Permuta durante o estágio probatório

PERGUNTA: Se eu fosse servidora federal em estágio probatório no AC em agência do INSS, por exemplo, e quisesse fazer permuta com outro servidor federal também em estágio probatório que estivesse lotado em MG , tb em agência do INSS, seria permitido? E se fosse servidor em estágio probatório com servidor efetivo? Desde já agradeço!!

Resposta: não há na Lei 8.112/90 nenhuma vedação às permutas pelo simples fato de um ou ambos os servidores estarem em estágio probatório. Mas é necessário verificar se não há previsões específicas daquele cargo, órgão ou entidade nesse sentido. Por exemplo: há editais de concurso que preveem a obrigatoriedade de permanência na lotação inicial por certo lapso de tempo (e se para uns isso é inconstitucional, para outros é legítima medida para melhor organização interna da Administração pública).

Mas a síntese é essa: na lei 8.112/90 não é vedação, Portanto, a princípio e permitida a permuta e a remoção durante o estágio probatório.

Acumulação de cargos e funções na iniciativa privada

Pergunta: Professor, tenho esta dúvida: A vedação de acumulação de cargos se estende para gerência e administração de empresa particular. Mas não há vedação para outro cargo que não seja público?
Ex: Especialista de Regulação da ANAC e Piloto Comercial em finais de semana.
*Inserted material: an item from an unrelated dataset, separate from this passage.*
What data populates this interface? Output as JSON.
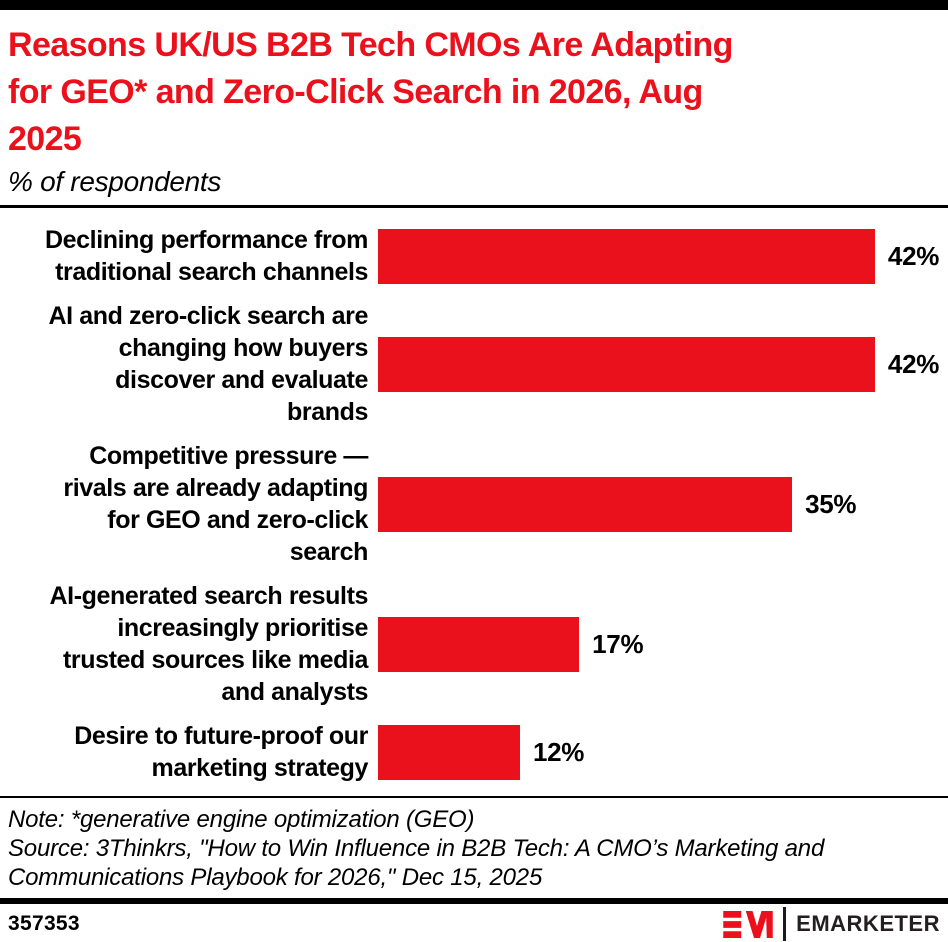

Resposta: Olá! Na verdade, se você pensar bem, a vedação de acumulação que discutimos no Direito Administrativo se dá apenas em relação a cargos públicos (em sentido amplo, considerando empregos e funções públicas). Assim, o exercício de funções na inciativa privada, em regra, não encontra vedação.
Mas há exceções. A que você citou é a que proíbe o exercício de atividade típica de empresário pelo servidor. Então o sujeito pode ser sócio de uma empresa, mas não pode administrá-la. E há outras exceções específicas, previstas no regime de certos cargos em especial. Exemplo: professores em regime de dedicação exclusiva não podem atuar em nenhuma atividade remunerada fora daquelas autorizadas pela lei. Então, a princípio, não há empecilho para que um servidor da Anac pilote aos finais de semana, exceto no caso de alguma vedação específica, que deve ser pesquisada caso a caso. Nesse seu exemplo, penso que se o servidor é responsável por políticas que podem beneficiar ou prejudicar uma empresa aérea, por exemplo, haveria conflito de interesse caso ele fosse empregado remunerado dessa empresa. É por aí! Abração e muito sucesso!

Aplicabilidade da Lei 8.666/93 ao Sistema S

Pergunta: "Olá professor! Tudo bem? Em relação às licitações nas entidades do Sistema "S", deve ser seguida a 8666/93?"

Resposta: Essa questão possui alguma controvérsia. Sem dúvidas não é necessário que se siga todo o rito da lei. Mas em respeito aos princípios da administração pública e ao fato de que há recursos arrecadados na forma de tributos ali, é recomendável que sejam atendidos ao menos alguns princípios da lei 8666, a fim de que ninguém se enriqueça com isso, a fim de que não haja prejuízos etc, pois trata-se de gestão de recursos coletivos. Mas numa prova que perguntasse sobre a obrigatoriedade de seguir a lei 8666 nesses casos, eu diria que ela não existe! Abraço e sucesso!